Pain is interesting to me.

I spent the last few days thinking about pain, and how it affects us.

When pain hits, it usually comes in two flavors – sharp and dull. Both affect you in a different way.

Sharp pain is a quick. Put your hand on a hot stove, that pain is going to hit you in the hand, and its going to sting. Same thing with a bee, stubbing your toe, or getting punched. The pain hits you with a sharp sting.

What follows after is the dullness. That throbbing that just sits there, and sticks around. The burn that happens after putting the hand on the stove, the bruise after the stubbed toe, and the black eye are good representations of dull plain.

What are the effects?

Sharp pain makes you present. It connects the world to you in a, well painful, way. It’s why you instinctively go for a smack to wake someone up(not a great way to wake up a friend).  As much as that person won’t like you, it will wake them up.

Dull pain works as a reminder. After a long enough period, its routine.  Burned your hand, well, every time you get that dull pain, it reminds you of the stove you ought to avoid.

So whats the point?

Not all things that hurt are bad. Pain isn’t the problem if you turn the perspective.
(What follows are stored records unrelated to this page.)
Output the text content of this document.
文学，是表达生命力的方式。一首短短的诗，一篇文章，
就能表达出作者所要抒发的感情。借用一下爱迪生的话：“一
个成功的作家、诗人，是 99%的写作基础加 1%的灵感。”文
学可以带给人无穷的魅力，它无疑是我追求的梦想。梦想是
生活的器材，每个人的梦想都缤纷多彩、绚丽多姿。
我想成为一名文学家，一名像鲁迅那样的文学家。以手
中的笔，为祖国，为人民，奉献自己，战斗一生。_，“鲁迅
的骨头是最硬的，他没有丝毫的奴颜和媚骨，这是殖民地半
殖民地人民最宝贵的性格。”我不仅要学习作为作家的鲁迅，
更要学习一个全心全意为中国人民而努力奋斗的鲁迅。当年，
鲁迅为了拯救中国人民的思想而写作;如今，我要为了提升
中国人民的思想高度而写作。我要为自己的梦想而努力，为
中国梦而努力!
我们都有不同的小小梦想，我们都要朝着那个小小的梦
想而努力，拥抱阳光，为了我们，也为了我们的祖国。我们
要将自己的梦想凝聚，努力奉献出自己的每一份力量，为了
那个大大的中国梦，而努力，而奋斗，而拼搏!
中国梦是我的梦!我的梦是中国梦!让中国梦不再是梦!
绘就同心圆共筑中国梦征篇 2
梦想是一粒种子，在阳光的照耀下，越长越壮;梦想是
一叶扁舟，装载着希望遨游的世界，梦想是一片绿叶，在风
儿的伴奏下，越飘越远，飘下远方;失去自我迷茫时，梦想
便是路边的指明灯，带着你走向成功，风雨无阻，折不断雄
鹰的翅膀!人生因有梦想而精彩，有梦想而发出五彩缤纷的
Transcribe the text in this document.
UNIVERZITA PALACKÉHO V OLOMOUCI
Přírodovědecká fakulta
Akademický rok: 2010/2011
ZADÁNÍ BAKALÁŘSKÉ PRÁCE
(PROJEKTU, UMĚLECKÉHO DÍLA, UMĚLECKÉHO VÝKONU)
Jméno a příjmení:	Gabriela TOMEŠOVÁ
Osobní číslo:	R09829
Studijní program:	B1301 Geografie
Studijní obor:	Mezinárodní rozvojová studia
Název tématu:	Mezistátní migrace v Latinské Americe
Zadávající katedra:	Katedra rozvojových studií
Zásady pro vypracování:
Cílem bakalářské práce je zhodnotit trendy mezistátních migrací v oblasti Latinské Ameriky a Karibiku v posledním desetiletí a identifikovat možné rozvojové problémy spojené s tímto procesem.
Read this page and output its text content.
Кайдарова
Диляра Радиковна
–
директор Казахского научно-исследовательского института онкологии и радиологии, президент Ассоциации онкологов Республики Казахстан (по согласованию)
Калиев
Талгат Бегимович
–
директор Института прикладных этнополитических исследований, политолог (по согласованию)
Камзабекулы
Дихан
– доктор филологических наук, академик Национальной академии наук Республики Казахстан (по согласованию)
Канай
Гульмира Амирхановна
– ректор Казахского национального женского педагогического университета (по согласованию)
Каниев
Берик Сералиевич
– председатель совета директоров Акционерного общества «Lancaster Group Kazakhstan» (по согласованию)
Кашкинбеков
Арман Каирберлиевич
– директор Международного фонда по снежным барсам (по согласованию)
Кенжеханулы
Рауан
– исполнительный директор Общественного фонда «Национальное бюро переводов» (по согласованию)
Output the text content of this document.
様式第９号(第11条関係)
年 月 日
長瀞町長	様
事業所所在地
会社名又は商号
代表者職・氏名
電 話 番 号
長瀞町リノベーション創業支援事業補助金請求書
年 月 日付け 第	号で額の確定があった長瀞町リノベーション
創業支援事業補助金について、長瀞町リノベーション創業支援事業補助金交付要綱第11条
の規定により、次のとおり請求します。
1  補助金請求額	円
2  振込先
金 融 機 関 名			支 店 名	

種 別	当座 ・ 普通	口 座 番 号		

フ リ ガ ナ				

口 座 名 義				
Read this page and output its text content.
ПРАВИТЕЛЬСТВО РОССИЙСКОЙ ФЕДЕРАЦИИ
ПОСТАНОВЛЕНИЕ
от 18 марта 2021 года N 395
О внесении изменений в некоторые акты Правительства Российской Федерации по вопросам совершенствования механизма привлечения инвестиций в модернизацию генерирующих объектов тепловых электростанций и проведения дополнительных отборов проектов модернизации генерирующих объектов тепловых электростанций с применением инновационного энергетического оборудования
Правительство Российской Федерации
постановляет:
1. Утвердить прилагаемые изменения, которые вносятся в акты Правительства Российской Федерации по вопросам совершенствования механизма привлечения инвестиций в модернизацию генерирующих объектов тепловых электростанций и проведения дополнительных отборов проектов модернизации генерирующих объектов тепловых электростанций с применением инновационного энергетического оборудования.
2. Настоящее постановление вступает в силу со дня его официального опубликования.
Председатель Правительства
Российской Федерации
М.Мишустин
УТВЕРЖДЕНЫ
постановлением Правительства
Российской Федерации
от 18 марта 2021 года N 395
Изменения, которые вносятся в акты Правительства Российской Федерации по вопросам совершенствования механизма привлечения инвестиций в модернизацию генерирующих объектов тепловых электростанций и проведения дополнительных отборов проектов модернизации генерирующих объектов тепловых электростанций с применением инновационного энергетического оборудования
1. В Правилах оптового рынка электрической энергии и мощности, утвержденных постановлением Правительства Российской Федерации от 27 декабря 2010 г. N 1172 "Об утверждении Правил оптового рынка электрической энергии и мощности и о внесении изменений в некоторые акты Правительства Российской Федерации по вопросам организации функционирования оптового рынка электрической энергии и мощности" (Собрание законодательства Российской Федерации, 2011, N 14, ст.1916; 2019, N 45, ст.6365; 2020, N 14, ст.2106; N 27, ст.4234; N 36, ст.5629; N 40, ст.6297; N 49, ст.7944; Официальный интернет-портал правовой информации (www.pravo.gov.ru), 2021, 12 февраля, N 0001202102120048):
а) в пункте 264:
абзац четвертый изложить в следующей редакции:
What I used to think was a bad thing, something hurting, just was a lesson I needed to learn.

Pain isn’t weakness leaving the body, as is so often said. What it is though, is a great reminder of what is happening in our lives and who we are.  Don’t regret something bad when it happens, look for the lesson,and it you find that the world gives you a ton to learn, it’s just up for you to listen.